Would-be investors will also be nervous about political repression, bureaucratic inefficiency, corruption and rising militant violence in Egypt. The country currently ranks 161st out of 180 countries on the World Press Freedom Index, lower than Turkey and Iraq.
“The regime is aware that economic crisis may bring political unrest, which is why they increased political repression,” said Moataz El Fegiery, MENA coordinator for Front Line Defenders, a human rights organisation.
Sporadic protests have broken out in the country in recent months. As the fuel price increase took effect earlier this month, drivers blocked the October 6th Bridge, a major Cairo highway.
In March, hundreds of protesters filled the streets in Alexandria and Giza to protest government cuts to bread subsidies. Many of them will recall the 1977 bread riots, when thousands of Egyptians – protesting price hikes decreed by international lenders – forced then-president Anwar Sadat to reinstate subsidies on flour, rice and cooking oil.
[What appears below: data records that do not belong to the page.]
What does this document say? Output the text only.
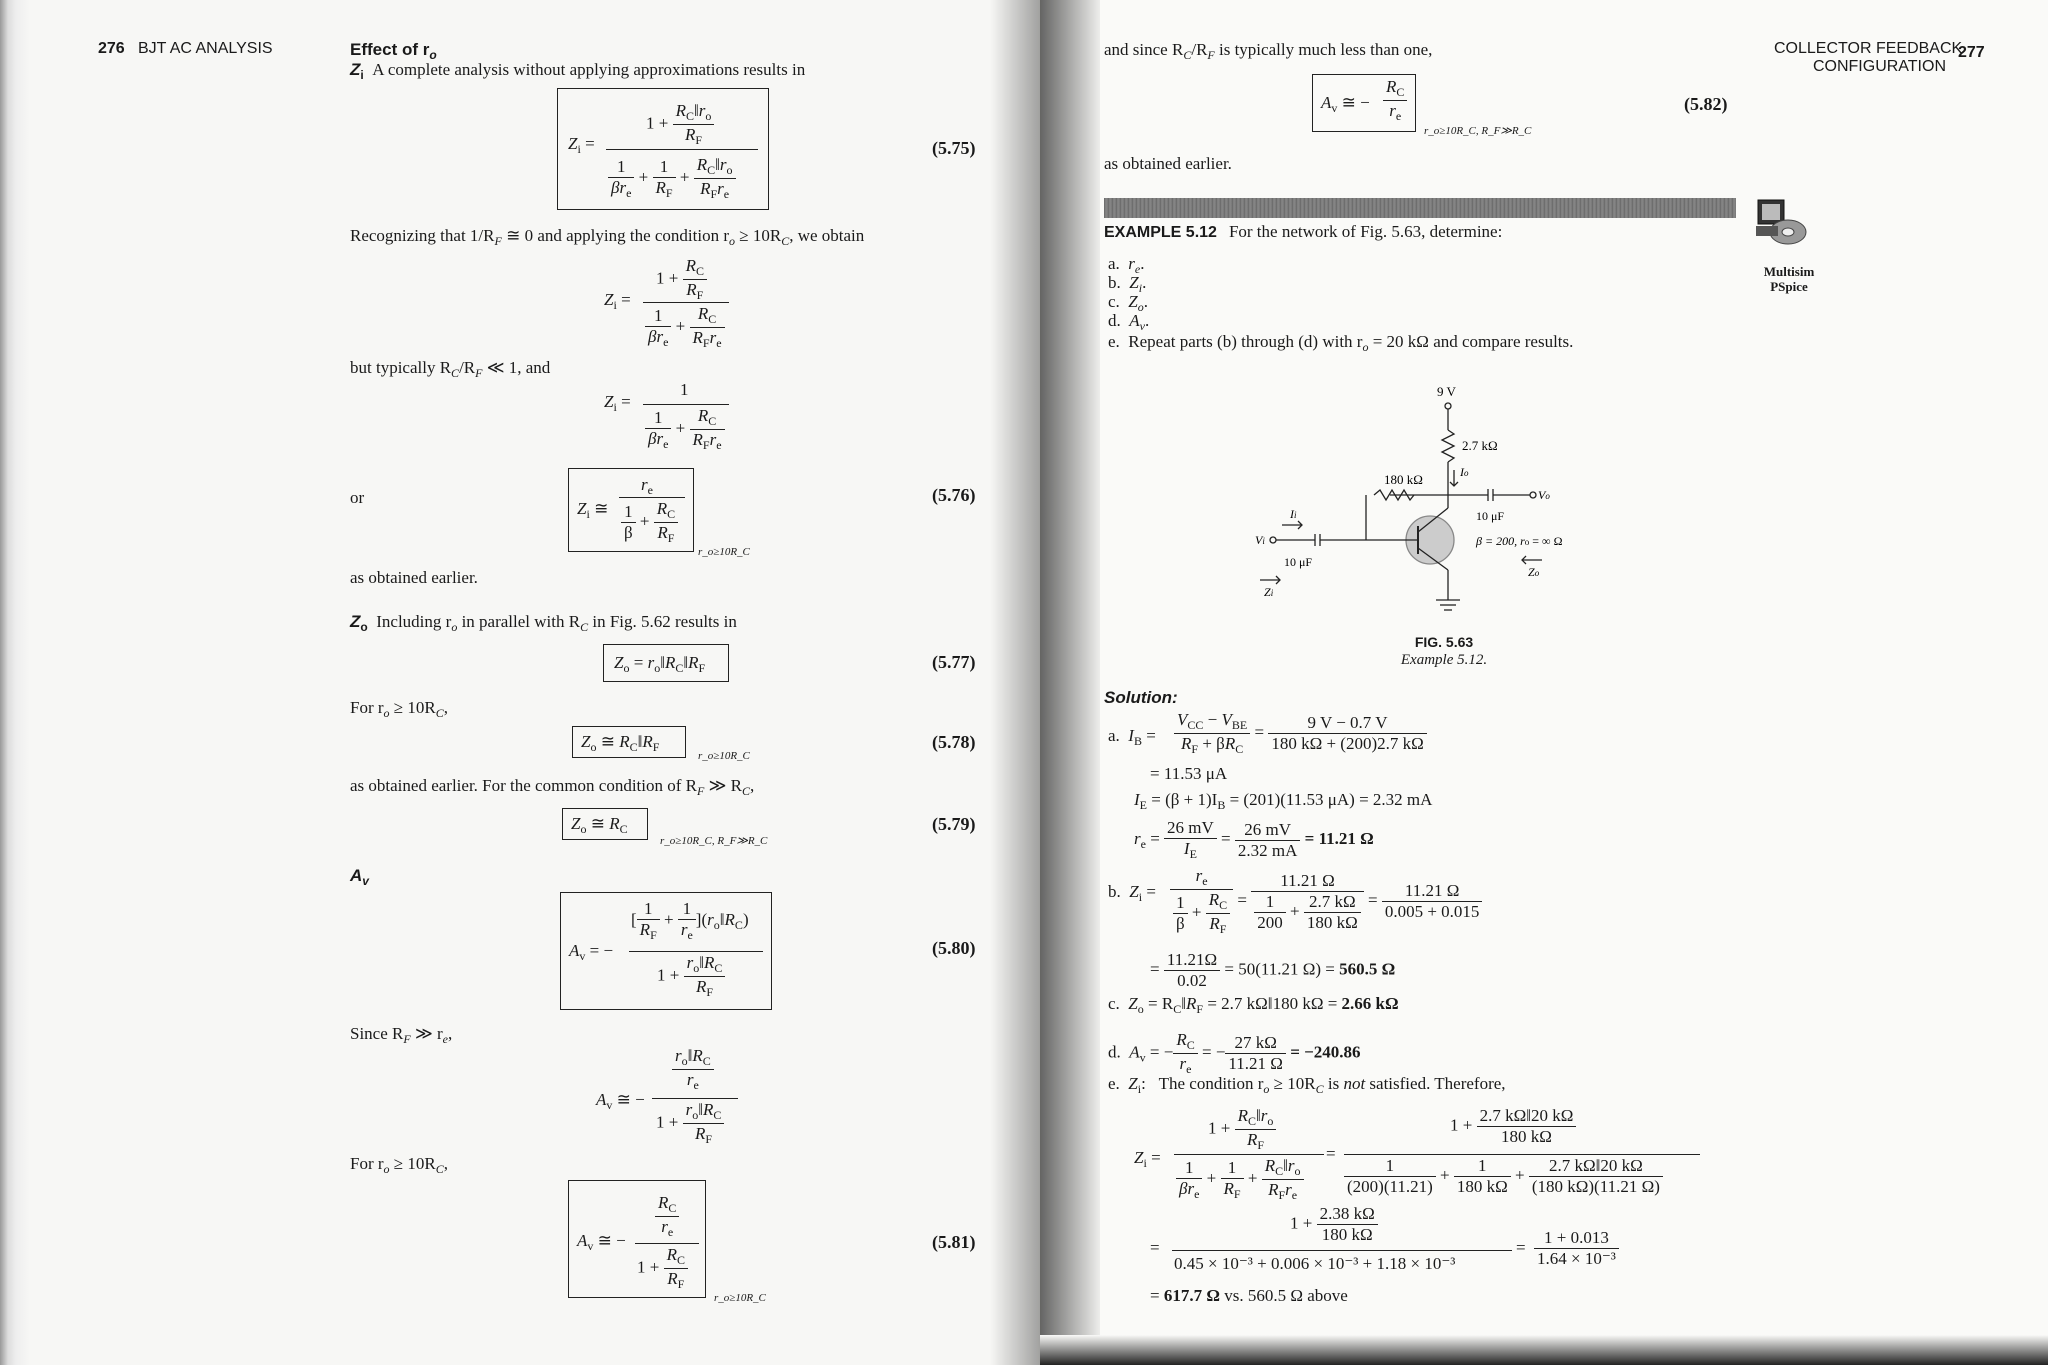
276 BJT AC ANALYSIS	Effect of $r_o$
$Z_i$ A complete analysis without applying approximations results in
$Z_i$ =
$1 + \frac{R_C‖r_o}{R_F}$
$\frac{1}{\beta r_e} + \frac{1}{R_F} + \frac{R_C‖r_o}{R_Fr_e}$
(5.75)
Recognizing that $1/R_F$ ≅ 0 and applying the condition $r_o \ge 10R_C$, we obtain
$Z_i$ =
$1 + \frac{R_C}{R_F}$
$\frac{1}{\beta r_e} + \frac{R_C}{R_Fr_e}$
but typically $R_C/R_F$ ≪ 1, and
$Z_i$ =
1
$\frac{1}{\beta r_e} + \frac{R_C}{R_Fr_e}$
or
$Z_i$ ≅
$r_e$
$\frac{1}{\beta} + \frac{R_C}{R_F}$
r_o≥10R_C
(5.76)
as obtained earlier.
$Z_o$ Including $r_o$ in parallel with $R_C$ in Fig. 5.62 results in
$Z_o$ = $r_o‖R_C‖R_F$	(5.77)
For $r_o \ge 10R_C$,
$Z_o$ ≅ $R_C‖R_F$
r_o≥10R_C
(5.78)
as obtained earlier. For the common condition of $R_F$ ≫ $R_C$,
$Z_o$ ≅ $R_C$
r_o≥10R_C, R_F≫R_C
(5.79)
$A_v$
$A_v$ = −
[ $\frac{1}{R_F} + \frac{1}{r_e}$ ]$(r_o‖R_C)$
$1 + \frac{r_o‖R_C}{R_F}$
(5.80)
Since $R_F$ ≫ $r_e$,
$A_v$ ≅ −
$\frac{r_o‖R_C}{r_e}$
$1 + \frac{r_o‖R_C}{R_F}$
For $r_o \ge 10R_C$,
$A_v$ ≅ −
$\frac{R_C}{r_e}$
$1 + \frac{R_C}{R_F}$
r_o≥10R_C
(5.81)
COLLECTOR FEEDBACK
CONFIGURATION
277
and since $R_C/R_F$ is typically much less than one,
$A_v$ ≅ − $\frac{R_C}{r_e}$
r_o≥10R_C, R_F≫R_C
(5.82)
as obtained earlier.
EXAMPLE 5.12 For the network of Fig. 5.63, determine:
Multisim
PSpice
a. $r_e$.
b. $Z_i$.
c. $Z_o$.
d. $A_v$.
e. Repeat parts (b) through (d) with $r_o = 20$ kΩ and compare results.
9 V
2.7 kΩ
180 kΩ
10 μF
10 μF
β = 200, ro = ∞ Ω
Io
Ii
Vi
Vo
Zi
Zo
FIG. 5.63
Example 5.12.
Solution:
a.  $I_B = \frac{V_{CC} - V_{BE}}{R_F + \beta R_C} = \frac{9 V - 0.7 V}{180 k\Omega + (200)2.7 k\Omega}$
= 11.53 μA
$I_E = (\beta + 1)I_B = (201)(11.53$ μA) = 2.32 mA
$r_e = \frac{26 mV}{I_E} = \frac{26 mV}{2.32 mA} = 11.21$ Ω
b.  $Z_i = \frac{r_e}{\frac{1}{\beta} + \frac{R_C}{R_F}} = \frac{11.21 \Omega}{\frac{1}{200} + \frac{2.7 k\Omega}{180 k\Omega}} = \frac{11.21 \Omega}{0.005 + 0.015}$
= $\frac{11.21\Omega}{0.02} = 50(11.21$ Ω) = 560.5 Ω
c.  $Z_o$ = $R_C‖R_F = 2.7$ kΩ‖180 kΩ = 2.66 kΩ
d.  $A_v$ = − $\frac{R_C}{r_e}$ = − $\frac{27 k\Omega}{11.21 \Omega} = -240.86$
e.  $Z_i$:   The condition $r_o \ge 10R_C$ is not satisfied. Therefore,
$Z_i$ =
$1 + \frac{R_C‖r_o}{R_F}$
$\frac{1}{\beta r_e} + \frac{1}{R_F} + \frac{R_C‖r_o}{R_Fr_e}$
=
$1 + \frac{2.7 k\Omega‖20 k\Omega}{180 k\Omega}$
$\frac{1}{(200)(11.21)} + \frac{1}{180 k\Omega} + \frac{2.7 k\Omega‖20 k\Omega}{(180 k\Omega)(11.21 \Omega)}$
=
$1 + \frac{2.38 k\Omega}{180 k\Omega}$
0.45 × 10⁻³ + 0.006 × 10⁻³ + 1.18 × 10⁻³
= $\frac{1 + 0.013}{\text{1.64 × 10⁻³}}$
= 617.7 Ω vs. 560.5 Ω above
Yet after a turbulent six years, the appetite for protest in Egypt appears to be waning. “Many of those who led movements, that could spearhead protests now, are either in jail, dead, exhausted or disillusioned,” said Abou-El-Fadl.
Certainly, many Egyptians will be wary of a government that shows little tolerance for dissent. Others are wedded to a discourse of patriotism and patience that encourages them to tighten their belts for the good of the nation.
Potential for growth
Egypt’s economic potential is clear, with its demographics of particular interest to international investors. “A million people are turning 21 each year,” said Dua. “Long term, we are looking at consumer stories.” There is also large growth potential in construction and natural gas, the output of which Egypt intends to double by 2020.
But it is not yet clear whether President Sisi can bring investors and tourists in from the cold and foster long-term growth. And with Egyptians smarting from a punishing austerity drive, he may be concerned ahead of the forthcoming presidential election, scheduled for early next year.
“If the election is not free and fair, things will not be so easy for Sisi,” said El Fegiery.